Education and Lifelong Learning -- providing information for everyone, young to old. This would explain why they try to pull the attention of youthful people, which they must compete with many other things for. They hope to grab their attention now and hold it forever.
Equitable Access to Information and Library Services -- access for all to provide "the full range of information resources needed to live, learn, govern, and work." I assure you, Mr. Keach, music and noise are key in helping a person live and learn.
Intellectual Freedom -- for everyone. People can take in whatever information they want, and the library is there to provide it.

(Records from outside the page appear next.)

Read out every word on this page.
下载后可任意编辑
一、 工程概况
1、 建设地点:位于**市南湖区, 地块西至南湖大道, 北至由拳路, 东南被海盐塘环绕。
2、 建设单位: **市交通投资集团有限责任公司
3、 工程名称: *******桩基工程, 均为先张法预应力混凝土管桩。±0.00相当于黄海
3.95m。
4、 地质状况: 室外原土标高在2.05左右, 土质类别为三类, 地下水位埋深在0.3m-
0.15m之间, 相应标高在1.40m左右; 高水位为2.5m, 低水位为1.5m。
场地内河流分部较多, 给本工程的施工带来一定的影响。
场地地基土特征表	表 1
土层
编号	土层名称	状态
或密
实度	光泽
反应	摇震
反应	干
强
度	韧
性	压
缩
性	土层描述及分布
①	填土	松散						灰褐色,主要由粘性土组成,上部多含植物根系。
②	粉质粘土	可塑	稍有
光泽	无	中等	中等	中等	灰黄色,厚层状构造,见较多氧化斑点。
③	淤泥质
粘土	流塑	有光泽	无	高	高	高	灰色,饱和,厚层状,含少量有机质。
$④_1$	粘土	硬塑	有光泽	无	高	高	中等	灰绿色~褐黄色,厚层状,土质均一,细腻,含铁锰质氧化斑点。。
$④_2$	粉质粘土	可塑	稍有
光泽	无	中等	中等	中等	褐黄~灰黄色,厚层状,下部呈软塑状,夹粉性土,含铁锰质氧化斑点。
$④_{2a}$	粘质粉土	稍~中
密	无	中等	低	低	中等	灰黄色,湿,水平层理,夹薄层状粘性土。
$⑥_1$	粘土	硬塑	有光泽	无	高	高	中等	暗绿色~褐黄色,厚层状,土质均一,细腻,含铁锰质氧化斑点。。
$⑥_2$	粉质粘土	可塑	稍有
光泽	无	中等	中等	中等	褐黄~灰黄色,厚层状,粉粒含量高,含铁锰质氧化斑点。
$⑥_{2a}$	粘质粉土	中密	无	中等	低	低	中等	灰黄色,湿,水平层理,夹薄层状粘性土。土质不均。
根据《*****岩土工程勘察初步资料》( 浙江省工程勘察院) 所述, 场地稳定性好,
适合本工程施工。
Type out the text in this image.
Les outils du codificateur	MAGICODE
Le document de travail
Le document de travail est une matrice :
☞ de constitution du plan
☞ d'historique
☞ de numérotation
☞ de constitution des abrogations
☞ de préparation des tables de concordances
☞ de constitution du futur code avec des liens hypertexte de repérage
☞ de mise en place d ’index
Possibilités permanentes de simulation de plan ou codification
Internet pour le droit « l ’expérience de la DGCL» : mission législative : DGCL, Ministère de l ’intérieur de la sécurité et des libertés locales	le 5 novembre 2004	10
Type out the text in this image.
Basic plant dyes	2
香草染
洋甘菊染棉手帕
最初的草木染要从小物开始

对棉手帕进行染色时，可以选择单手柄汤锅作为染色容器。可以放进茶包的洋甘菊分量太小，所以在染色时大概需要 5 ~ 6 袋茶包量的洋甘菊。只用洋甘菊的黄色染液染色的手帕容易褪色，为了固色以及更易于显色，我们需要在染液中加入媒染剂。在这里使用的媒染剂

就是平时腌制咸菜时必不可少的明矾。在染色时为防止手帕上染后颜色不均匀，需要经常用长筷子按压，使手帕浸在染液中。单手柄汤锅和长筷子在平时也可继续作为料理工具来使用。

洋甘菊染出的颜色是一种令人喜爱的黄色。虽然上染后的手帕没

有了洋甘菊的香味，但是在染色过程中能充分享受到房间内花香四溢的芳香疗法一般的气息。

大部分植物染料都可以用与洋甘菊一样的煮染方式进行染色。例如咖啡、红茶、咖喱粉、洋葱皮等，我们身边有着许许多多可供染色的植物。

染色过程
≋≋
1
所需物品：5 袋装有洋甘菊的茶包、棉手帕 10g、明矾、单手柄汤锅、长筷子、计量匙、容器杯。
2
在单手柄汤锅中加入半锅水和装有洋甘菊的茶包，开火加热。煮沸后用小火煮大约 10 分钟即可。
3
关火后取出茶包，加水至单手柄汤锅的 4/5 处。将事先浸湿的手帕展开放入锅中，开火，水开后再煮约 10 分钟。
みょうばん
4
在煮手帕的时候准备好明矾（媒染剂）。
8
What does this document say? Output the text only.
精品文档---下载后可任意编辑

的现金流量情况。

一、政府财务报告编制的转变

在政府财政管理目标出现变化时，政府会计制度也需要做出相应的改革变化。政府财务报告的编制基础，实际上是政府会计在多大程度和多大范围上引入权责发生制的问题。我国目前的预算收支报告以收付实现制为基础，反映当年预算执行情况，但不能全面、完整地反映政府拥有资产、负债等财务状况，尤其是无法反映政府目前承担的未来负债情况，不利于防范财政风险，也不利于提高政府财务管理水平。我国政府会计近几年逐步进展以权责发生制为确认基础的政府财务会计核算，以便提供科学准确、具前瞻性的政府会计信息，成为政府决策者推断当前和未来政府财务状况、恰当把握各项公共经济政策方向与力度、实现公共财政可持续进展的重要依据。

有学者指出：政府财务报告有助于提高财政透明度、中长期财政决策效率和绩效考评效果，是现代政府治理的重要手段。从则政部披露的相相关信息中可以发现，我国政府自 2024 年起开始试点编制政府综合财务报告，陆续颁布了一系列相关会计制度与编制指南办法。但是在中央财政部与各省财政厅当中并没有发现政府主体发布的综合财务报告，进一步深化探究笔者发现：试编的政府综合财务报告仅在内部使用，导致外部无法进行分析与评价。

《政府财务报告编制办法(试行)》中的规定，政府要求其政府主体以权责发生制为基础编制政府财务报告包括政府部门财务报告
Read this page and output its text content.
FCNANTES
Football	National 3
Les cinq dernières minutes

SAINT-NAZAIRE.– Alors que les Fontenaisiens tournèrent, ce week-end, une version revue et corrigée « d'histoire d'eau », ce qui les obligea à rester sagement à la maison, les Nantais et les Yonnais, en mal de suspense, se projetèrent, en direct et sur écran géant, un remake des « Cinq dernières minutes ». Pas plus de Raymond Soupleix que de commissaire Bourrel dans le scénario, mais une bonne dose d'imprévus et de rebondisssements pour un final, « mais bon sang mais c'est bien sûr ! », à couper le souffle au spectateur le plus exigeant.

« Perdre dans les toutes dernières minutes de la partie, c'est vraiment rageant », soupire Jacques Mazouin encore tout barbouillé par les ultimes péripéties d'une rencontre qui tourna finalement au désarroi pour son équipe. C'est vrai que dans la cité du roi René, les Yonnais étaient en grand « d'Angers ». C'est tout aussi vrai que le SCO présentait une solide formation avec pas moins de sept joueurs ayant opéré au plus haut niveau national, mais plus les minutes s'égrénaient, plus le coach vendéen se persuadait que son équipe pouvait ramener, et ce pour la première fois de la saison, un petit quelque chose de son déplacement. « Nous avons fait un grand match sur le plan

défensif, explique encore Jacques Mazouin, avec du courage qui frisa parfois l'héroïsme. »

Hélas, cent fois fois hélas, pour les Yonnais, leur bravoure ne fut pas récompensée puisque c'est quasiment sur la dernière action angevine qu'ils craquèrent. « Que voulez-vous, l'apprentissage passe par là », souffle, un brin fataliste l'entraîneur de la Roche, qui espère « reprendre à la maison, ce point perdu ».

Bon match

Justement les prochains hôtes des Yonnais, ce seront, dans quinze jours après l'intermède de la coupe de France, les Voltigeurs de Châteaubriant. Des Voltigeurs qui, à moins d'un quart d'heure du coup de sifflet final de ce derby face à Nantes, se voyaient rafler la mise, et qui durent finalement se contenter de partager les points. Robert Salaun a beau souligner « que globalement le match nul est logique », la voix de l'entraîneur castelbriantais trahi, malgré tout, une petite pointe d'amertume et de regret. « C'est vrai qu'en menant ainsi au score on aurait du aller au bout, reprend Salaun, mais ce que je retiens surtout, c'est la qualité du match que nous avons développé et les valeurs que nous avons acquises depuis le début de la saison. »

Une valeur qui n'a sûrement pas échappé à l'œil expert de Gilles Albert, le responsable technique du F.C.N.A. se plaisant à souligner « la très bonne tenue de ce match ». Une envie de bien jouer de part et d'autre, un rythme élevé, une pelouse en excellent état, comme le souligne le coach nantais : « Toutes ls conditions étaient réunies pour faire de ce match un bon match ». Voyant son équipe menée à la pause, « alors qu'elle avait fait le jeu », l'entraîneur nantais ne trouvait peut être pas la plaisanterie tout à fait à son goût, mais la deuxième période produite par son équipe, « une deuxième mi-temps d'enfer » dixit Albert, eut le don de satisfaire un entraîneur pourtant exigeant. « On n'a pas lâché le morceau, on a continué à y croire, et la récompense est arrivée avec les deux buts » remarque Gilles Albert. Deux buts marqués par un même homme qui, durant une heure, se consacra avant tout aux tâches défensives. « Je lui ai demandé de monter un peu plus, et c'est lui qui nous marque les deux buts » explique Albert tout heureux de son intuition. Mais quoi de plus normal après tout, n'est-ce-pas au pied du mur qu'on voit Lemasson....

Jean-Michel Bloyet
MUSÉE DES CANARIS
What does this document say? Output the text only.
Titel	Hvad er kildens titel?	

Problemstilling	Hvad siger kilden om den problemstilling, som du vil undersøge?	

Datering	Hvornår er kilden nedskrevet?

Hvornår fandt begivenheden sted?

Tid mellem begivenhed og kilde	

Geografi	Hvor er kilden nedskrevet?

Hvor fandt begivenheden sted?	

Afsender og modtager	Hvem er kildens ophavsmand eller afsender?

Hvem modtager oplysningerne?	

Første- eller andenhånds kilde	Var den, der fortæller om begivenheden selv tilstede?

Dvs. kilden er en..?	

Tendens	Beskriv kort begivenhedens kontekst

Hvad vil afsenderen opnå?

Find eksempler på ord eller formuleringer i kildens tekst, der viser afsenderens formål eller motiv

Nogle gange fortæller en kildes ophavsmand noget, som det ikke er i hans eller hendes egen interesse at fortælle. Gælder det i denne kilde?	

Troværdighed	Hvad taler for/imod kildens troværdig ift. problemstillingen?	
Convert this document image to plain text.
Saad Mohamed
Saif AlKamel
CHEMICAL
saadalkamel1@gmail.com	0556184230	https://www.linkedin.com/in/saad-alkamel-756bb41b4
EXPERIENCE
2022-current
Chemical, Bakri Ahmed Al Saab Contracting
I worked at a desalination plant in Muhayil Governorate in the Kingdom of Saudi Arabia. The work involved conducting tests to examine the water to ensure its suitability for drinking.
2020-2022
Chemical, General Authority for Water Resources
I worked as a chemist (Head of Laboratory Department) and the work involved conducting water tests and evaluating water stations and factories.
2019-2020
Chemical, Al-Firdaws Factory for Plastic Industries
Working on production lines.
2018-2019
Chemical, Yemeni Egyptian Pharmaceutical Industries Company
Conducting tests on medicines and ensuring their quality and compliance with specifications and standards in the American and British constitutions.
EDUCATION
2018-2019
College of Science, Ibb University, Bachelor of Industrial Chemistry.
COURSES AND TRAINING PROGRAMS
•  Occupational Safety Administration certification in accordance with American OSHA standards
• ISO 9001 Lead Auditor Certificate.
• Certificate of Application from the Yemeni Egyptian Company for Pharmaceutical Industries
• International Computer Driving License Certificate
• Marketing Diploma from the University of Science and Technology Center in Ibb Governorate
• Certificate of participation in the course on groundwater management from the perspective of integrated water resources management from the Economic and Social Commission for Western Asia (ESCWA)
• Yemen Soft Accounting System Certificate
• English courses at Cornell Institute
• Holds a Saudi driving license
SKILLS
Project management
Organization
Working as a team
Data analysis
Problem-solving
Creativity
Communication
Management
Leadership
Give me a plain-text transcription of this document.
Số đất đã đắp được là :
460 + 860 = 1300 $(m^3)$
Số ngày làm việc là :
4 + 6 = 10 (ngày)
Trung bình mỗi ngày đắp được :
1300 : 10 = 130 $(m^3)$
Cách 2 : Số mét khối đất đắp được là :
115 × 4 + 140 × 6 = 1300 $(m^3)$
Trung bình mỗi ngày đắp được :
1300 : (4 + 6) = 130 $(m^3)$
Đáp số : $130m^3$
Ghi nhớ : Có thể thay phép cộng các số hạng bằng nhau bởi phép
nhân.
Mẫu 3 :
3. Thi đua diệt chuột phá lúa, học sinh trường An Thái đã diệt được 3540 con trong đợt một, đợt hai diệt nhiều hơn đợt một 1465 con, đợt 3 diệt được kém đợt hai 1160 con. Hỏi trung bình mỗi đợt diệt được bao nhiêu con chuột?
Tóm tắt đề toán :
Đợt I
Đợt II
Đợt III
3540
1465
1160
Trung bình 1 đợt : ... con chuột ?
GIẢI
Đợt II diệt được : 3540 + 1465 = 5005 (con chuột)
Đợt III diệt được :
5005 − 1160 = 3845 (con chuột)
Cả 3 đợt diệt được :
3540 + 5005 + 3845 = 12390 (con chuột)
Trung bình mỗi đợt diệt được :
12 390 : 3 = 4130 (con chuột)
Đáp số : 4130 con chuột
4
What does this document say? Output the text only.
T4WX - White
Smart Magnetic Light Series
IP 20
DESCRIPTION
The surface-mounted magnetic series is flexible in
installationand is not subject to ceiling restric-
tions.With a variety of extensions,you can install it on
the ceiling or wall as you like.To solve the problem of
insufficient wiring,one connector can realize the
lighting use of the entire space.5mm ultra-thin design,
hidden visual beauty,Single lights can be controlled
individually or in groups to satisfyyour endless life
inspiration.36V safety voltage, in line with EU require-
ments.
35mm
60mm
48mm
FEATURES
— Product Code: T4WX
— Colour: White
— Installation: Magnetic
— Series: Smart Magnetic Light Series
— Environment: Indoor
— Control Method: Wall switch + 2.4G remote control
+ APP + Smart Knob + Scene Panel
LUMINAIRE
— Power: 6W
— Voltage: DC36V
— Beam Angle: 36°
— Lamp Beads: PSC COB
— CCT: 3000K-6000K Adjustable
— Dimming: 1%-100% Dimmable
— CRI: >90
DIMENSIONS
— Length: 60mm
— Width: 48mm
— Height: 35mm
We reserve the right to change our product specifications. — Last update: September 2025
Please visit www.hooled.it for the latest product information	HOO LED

2:31 pm on Sunday, September 18, 2011
I find issue with what you say, Pathfinder. I wholeheartedly agree that we must protect our police, but with the amount of people out there who do hold guns and assume that since they have a license, they can carry them no matter what, I fear we would get a hard-headed person who would say, "no, I will not drop my gun."
It is important to prove that this obviously unstable person did aim to shoot the police, and the police must have the skill to make that decision and prevent harm while still giving the gun-holder a chance to not shoot. How they can prove Sabo did take aim is beyond me, unless there is some sort of forensic/ballistic evidence that is far beyond my understanding, but we must question these things, especially in the case of a death.
If the officer didn't do anything wrong, we should have faith in our judicial system to come to that conclusion.